Quick Links

Re: SQLFunctionCache and generic plans

From:	Alexander Pyhalov <a(dot)pyhalov(at)postgrespro(dot)ru>
To:	Tom Lane <tgl(at)sss(dot)pgh(dot)pa(dot)us>
Cc:	Pavel Stehule <pavel(dot)stehule(at)gmail(dot)com>, Alexander Korotkov <aekorotkov(at)gmail(dot)com>, pgsql-hackers(at)lists(dot)postgresql(dot)org, Ronan Dunklau <ronan(dot)dunklau(at)aiven(dot)io>
Subject:	Re: SQLFunctionCache and generic plans
Date:	2025-01-29 14:35:52
Message-ID:	ad7296dd981c5f8eb76ff129913a55fd@postgrespro.ru
Views:	Whole Thread \| Raw Message \| Download mbox \| Resend email
Thread:
Lists:	pgsql-hackers

Tom Lane писал(а) 2025-01-17 21:27:
> Alexander Pyhalov <a(dot)pyhalov(at)postgrespro(dot)ru> writes:
>> I've rebased patch on master. Tests pass here.
>
> The cfbot still doesn't like it; my guess is that you built without
> --with-libxml and so didn't notice the effects on xml.out.

Hi. Thank you for review.

I've updated patch.

> I've looked through the patch briefly and have a few thoughts:
>
> * You cannot use plancache.c like this:
>
> plansource = CreateCachedPlan(NULL, fcache->src,
> CreateCommandTag((Node *)parsetree));
>
> CreateCachedPlan supposes that raw_parse_tree == NULL means an empty
> query. Now aside from the fact that you didn't update the comment
> documenting that, this won't work, because RevalidateCachedQuery
> also knows that raw_parse_tree == NULL means an empty query. If an
> invalidation happens while the function is running, revalidation
> will produce an empty plan list, causing failure. (It seems like
> a regression test case exercising such invalidation is called for.)

Yes, yes... I've spent some time, trying to reproduce it or to prove
that
plan revalidation is impossible (as I considered). I was wrong, plan
revaldiation is possible, and I've added some test cases. First of all,
we don't save our plans to CacheMemoryContext, so usual invalidation
callbacks don't touch our cached plans. However, I've managed
to reproduce it by changing row_security GUC in SQL function. So,
after the first round of creating plan and running them, on second call
we can see that plansource->rewriteRowSecurity mismatches row_security
and invalidate the plan. I've added Query to plansource, and rewrite it
in RevalidateCachedQuery(), as you suggested.

Interesting side effect - earlier if row_security was altered in sql
function,
this didn't have impact on further function execution (generic plan was
already built).
Now, if revalidation for generic plan is triggered, query ends up with
"ERROR: query would be affected by row-level security policy for
table".

>
> * I'm not very convinced by the new logic in
> StmtPlanRequiresRevalidation. Is it really the case that "check for
> CMD_UTILITY" is sufficient?
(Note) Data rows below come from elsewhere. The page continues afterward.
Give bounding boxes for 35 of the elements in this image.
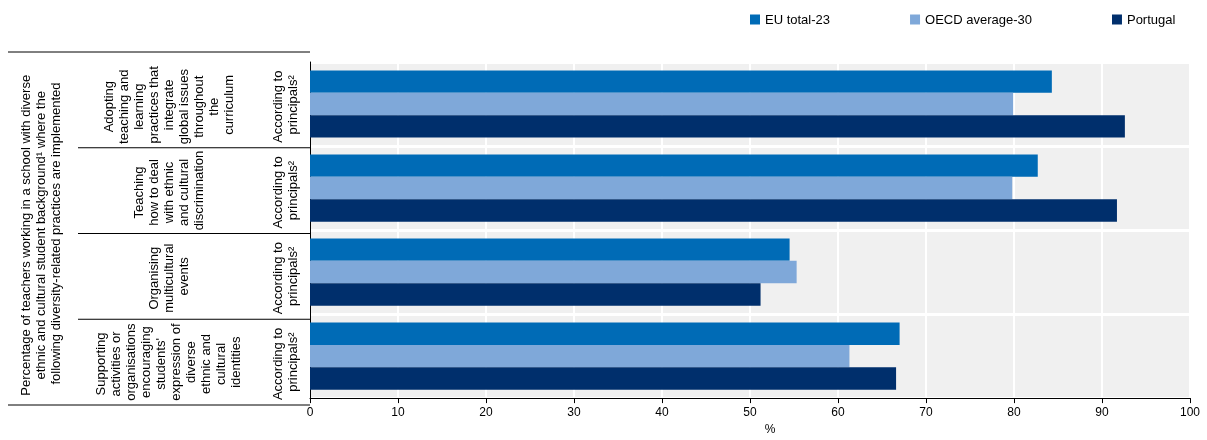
bar [310, 115, 1125, 138]
x-tick-label: 50 [743, 405, 757, 420]
x-tick-label: 0 [306, 405, 314, 420]
bar [310, 199, 1117, 222]
legend-label: Portugal [1126, 12, 1176, 27]
legend-label: OECD average-30 [925, 12, 1032, 27]
bar [310, 70, 1052, 93]
x-tick-label: 30 [567, 405, 581, 420]
bar [310, 176, 1013, 200]
text: According to principals² [270, 66, 300, 143]
x-tick-label: 20 [479, 405, 493, 420]
text: According to principals² [270, 238, 300, 315]
legend-label: EU total-23 [765, 12, 831, 27]
category-label: Adopting teaching and learning practices that integrate global issues throughout the curriculum [100, 66, 236, 145]
x-tick-label: 90 [1095, 405, 1109, 420]
text: Percentage of teachers working in a school with diverse ethnic and cultural student background¹ where the following diversity-related practices are implemented [17, 71, 63, 396]
bar [310, 367, 897, 390]
bar [310, 92, 1014, 116]
x-axis-title: % [764, 422, 776, 436]
y-tick-label: Organising multicultural events [145, 239, 191, 313]
bar [310, 344, 850, 368]
x-tick-label: 10 [391, 405, 405, 420]
bar [310, 283, 761, 306]
text: According to principals² [270, 152, 300, 229]
category-label: Supporting activities or organisations encouraging students' expression of diverse ethnic and cultural identities [93, 323, 243, 401]
x-tick-label: 40 [655, 405, 669, 420]
x-tick-label: 80 [1007, 405, 1021, 420]
bar [310, 154, 1038, 177]
x-tick-label: 100 [1179, 405, 1201, 420]
y-tick-label: Teaching how to deal with ethnic and cultural discrimination [130, 150, 206, 231]
bar [310, 260, 797, 284]
bar [310, 322, 900, 345]
bar [310, 238, 790, 261]
x-tick-label: 70 [919, 405, 933, 420]
x-tick-label: 60 [831, 405, 845, 420]
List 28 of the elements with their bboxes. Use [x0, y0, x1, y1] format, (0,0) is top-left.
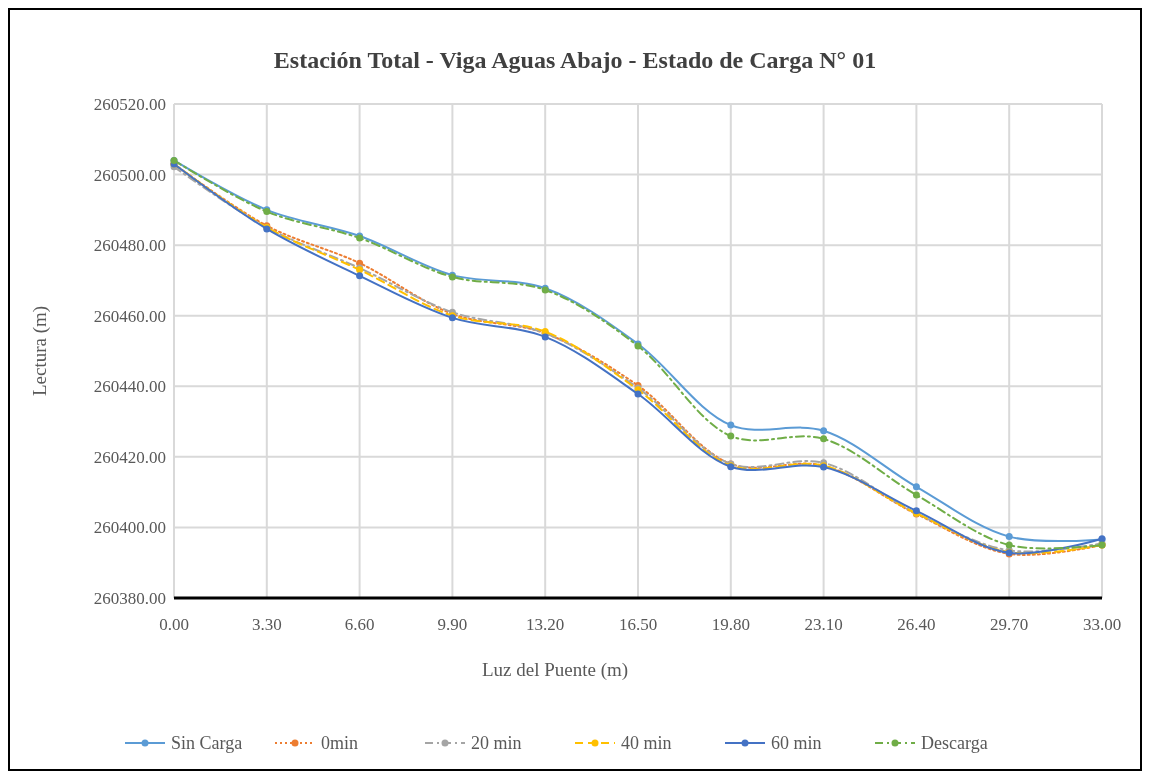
y-axis-title: Lectura (m)	[29, 305, 51, 397]
x-tick-label: 29.70	[990, 615, 1029, 634]
y-tick-label: 260440.00	[93, 377, 166, 397]
y-tick-label: 260500.00	[93, 165, 166, 185]
y-tick-label: 260420.00	[93, 447, 166, 467]
x-tick-label: 0.00	[159, 615, 189, 634]
legend-label: 20 min	[471, 733, 522, 754]
x-tick-label: 23.10	[804, 615, 843, 634]
x-tick-label: 13.20	[526, 615, 565, 634]
x-tick-label: 19.80	[711, 615, 750, 634]
x-tick-label: 16.50	[618, 615, 658, 634]
x-tick-label: 3.30	[251, 615, 282, 634]
legend-label: 60 min	[771, 733, 822, 754]
y-tick-label: 260380.00	[93, 588, 166, 608]
chart-title: Estación Total - Viga Aguas Abajo - Estado de Carga N° 01	[273, 47, 877, 73]
y-tick-label: 260480.00	[93, 236, 166, 256]
y-tick-label: 260400.00	[93, 518, 166, 538]
y-tick-label: 260520.00	[93, 94, 166, 114]
x-tick-label: 33.00	[1082, 615, 1122, 634]
y-tick-label: 260460.00	[93, 306, 166, 326]
legend-label: 40 min	[621, 733, 672, 754]
x-tick-label: 6.60	[344, 615, 375, 634]
legend-label: 0min	[321, 733, 359, 754]
x-axis-title: Luz del Puente (m)	[481, 659, 629, 681]
legend-label: Descarga	[921, 733, 988, 754]
x-tick-label: 26.40	[897, 615, 936, 634]
x-tick-label: 9.90	[437, 615, 468, 634]
legend-label: Sin Carga	[171, 733, 243, 754]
Even if the coding is okay, the comment
> needs work to provide a better explanation why it's okay.

Updated logic to match stmt_requires_parse_analysis().

>
> * I'd say lose the enable_sql_func_custom_plans GUC. We don't have
> anything comparable for plpgsql and there's been (relatively) little
> complaint about that. Aside from adding clutter to the patch, it
> contorts the logic in functions.c because it forces you to support
> two code paths.

Removed it.

>
> * The regression output changes like
>
> -CONTEXT: SQL function "regexp_match" statement 1
> +CONTEXT: SQL function "regexp_match" during startup
>
> seem fairly unfortunate. Aside from making maintenance of the patch
> painful, the changed messages provide strictly less information to the
> user. I would try hard to eliminate that behavioral change. I think
> you could do so, or at least greatly reduce the number of diffs, by
> having init_sql_fcache perform only raw parsing (producing a list of
> RawStmts, or extracting a list of Queries from prosqlbody) and
> delaying creation of a plan for a particular statement until you first
> reach execution of that statement. This would be a better way all
> around because it'd also fix the anomalies I mentioned upthread for
> cases where a DDL statement earlier in the function should affect
> parse analysis of a later statement.

Yes, I've seen this remark. However, was a bit frightened to touch
all guts of functions.c processing. So, instead I've just recorded
a statement number of the currently-planning query and use it in
error messages. If you insist, I can try rewriting current
first-plan-all-then-run approach, but without good tests for
sql functions this looks error-prone.

>
> * release_plans seems kind of wrong: isn't it giving up most of
> the benefit of doing this? plpgsql doesn't seem to release plans
> unless it's forced to revalidate. Why should SQL functions
> behave differently?

The issue is that we potentially create custom plan for each set
of sql function arguments. And in queries like
SELECT f(field) FROM T1
this can consume much memory. The good thing here is that we don't care
much about it if execution switches to generic plans -
after some rows are selected and some custom plans are built.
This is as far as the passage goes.